A Methodological note. Possible lines of attack to the clustered planarity problem include determining significant classes of clustered graphs for which the problem can be efficiently solved or establishing relationships between the problem and other problems known to be difficult. A promising perspective is the one of exploring the relationship between clustered planarity and greedy drawings, where between any two vertices a path exists such that the Euclidean distance from an intermediate vertex to the destination decreases at every step. Such a relationship is expecially evident for Hamiltonian graphs. This creates interesting connections with WP09, that studies combinatorial aspects of geometric representations of graphs. Another problem that is related to clustered planarity is the simultaneous embedding with fixed edges problem, where two or more planar graphs on the same set of vertices are given and a planar drawing of each graph is requested such that a vertex has the same coordinates in all the drawings, edges are Jordan curves, and common edges are represented by the same curve. Determining the computational complexity of the simultaneous embedding with fixed edges problem could result in better understanding the computational complexity of clustered planarity.
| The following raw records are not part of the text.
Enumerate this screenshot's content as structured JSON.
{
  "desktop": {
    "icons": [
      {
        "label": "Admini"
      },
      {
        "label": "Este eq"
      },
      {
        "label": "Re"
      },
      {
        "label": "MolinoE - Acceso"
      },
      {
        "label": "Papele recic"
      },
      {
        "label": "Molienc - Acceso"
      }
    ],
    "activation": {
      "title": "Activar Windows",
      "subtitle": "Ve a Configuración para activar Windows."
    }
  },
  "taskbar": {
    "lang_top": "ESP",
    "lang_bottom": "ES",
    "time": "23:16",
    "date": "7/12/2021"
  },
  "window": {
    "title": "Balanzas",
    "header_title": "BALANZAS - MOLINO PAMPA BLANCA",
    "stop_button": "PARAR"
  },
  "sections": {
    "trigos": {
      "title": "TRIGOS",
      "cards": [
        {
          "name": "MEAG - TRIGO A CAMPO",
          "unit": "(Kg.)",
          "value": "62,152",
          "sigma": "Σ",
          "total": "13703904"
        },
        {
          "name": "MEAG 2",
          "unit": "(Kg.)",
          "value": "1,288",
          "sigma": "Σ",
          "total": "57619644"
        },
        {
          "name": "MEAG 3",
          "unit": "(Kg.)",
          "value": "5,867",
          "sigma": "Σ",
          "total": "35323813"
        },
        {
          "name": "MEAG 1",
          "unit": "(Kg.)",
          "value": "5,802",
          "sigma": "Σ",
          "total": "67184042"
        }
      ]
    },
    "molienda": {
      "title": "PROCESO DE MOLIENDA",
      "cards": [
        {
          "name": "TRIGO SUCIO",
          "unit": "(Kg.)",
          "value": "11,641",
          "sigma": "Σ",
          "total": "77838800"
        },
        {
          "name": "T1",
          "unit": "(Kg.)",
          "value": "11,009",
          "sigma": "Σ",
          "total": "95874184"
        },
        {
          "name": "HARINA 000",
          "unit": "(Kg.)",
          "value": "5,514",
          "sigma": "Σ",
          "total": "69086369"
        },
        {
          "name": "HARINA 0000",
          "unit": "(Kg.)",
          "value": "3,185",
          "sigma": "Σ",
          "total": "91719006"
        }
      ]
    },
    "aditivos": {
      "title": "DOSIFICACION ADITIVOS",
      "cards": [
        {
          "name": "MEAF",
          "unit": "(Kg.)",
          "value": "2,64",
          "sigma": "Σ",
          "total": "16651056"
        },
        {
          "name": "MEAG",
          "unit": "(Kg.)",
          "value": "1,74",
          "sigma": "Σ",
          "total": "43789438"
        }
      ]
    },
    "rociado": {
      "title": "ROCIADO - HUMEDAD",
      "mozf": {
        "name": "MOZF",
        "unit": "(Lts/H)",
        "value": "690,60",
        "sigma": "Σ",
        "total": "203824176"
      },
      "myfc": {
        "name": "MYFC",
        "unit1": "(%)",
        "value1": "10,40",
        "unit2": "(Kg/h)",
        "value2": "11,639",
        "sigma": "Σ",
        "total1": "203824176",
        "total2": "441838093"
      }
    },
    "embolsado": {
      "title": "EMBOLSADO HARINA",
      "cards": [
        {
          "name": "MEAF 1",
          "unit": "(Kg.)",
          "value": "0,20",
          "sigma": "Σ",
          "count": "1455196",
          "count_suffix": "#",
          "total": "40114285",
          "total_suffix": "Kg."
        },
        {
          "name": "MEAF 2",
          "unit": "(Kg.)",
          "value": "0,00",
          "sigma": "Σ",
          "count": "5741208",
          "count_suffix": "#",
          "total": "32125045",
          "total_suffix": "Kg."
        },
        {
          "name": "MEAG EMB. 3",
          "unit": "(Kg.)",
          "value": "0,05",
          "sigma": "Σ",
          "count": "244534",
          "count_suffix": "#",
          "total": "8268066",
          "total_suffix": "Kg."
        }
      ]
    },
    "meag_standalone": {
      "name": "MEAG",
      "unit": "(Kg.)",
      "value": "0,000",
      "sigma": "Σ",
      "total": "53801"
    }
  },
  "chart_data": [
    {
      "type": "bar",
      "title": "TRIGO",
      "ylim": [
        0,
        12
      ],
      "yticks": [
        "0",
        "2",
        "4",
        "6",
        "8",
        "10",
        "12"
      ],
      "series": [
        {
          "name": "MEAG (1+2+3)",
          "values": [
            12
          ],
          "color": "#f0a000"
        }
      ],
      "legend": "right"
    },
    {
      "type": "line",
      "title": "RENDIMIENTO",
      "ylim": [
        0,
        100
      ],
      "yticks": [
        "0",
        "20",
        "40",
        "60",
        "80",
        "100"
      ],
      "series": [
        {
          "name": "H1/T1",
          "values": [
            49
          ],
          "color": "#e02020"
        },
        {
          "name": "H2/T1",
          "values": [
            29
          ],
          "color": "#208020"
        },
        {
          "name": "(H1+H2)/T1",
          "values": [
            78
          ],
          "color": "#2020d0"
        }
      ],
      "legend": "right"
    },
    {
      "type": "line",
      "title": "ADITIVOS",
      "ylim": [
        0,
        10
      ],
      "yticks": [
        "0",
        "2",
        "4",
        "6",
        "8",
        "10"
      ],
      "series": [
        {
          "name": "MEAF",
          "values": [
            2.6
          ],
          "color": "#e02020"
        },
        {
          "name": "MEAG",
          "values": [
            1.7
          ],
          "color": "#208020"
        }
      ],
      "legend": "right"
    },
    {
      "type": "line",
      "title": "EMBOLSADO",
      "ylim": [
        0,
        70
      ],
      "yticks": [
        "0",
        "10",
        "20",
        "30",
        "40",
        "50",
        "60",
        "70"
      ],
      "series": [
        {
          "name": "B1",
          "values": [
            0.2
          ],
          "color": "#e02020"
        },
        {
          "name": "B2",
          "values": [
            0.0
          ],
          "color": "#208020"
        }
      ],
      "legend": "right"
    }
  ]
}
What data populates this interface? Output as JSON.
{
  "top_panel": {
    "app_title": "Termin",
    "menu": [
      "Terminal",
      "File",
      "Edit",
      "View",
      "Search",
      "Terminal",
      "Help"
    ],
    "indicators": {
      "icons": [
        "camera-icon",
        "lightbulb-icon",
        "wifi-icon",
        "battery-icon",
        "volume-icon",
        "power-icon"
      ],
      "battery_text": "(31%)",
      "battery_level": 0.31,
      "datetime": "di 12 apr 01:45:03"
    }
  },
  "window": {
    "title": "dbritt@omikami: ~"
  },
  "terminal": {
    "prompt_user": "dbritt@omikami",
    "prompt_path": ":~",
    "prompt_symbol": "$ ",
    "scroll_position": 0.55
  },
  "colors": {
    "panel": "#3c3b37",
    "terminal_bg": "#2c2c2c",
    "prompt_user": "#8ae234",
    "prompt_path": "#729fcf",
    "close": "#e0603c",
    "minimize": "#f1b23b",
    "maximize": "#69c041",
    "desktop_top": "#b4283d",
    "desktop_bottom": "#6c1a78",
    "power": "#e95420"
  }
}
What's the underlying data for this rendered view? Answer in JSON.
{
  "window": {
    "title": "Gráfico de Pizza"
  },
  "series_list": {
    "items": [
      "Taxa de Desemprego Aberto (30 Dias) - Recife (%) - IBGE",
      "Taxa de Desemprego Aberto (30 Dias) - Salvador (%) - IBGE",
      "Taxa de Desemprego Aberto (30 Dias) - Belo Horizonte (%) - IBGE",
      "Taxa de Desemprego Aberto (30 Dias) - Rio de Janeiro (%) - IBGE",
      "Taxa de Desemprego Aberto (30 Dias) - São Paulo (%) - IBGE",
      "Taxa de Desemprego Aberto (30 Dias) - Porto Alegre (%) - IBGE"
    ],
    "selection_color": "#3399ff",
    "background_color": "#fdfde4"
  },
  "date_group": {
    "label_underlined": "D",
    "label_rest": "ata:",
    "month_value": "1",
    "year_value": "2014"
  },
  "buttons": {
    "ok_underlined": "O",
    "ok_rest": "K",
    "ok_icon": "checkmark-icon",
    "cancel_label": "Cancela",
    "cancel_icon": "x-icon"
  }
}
Besides the Graph Drawing Group of the University of Roma Tre (coordinator), other groups of GraDR contribute actively to the WP05 Work Package: Prague, Dortmund, and Karlsruhe. In the list of publication of WP05 accessible from the present page the publications of such contributors are also listed.
On the other hand, the Grap Drawing Group of the University of Roma Tre contributes also to other Work Packages of the GraDR Project: WP01, WP02, WP03, WP04, WP08, and WP09.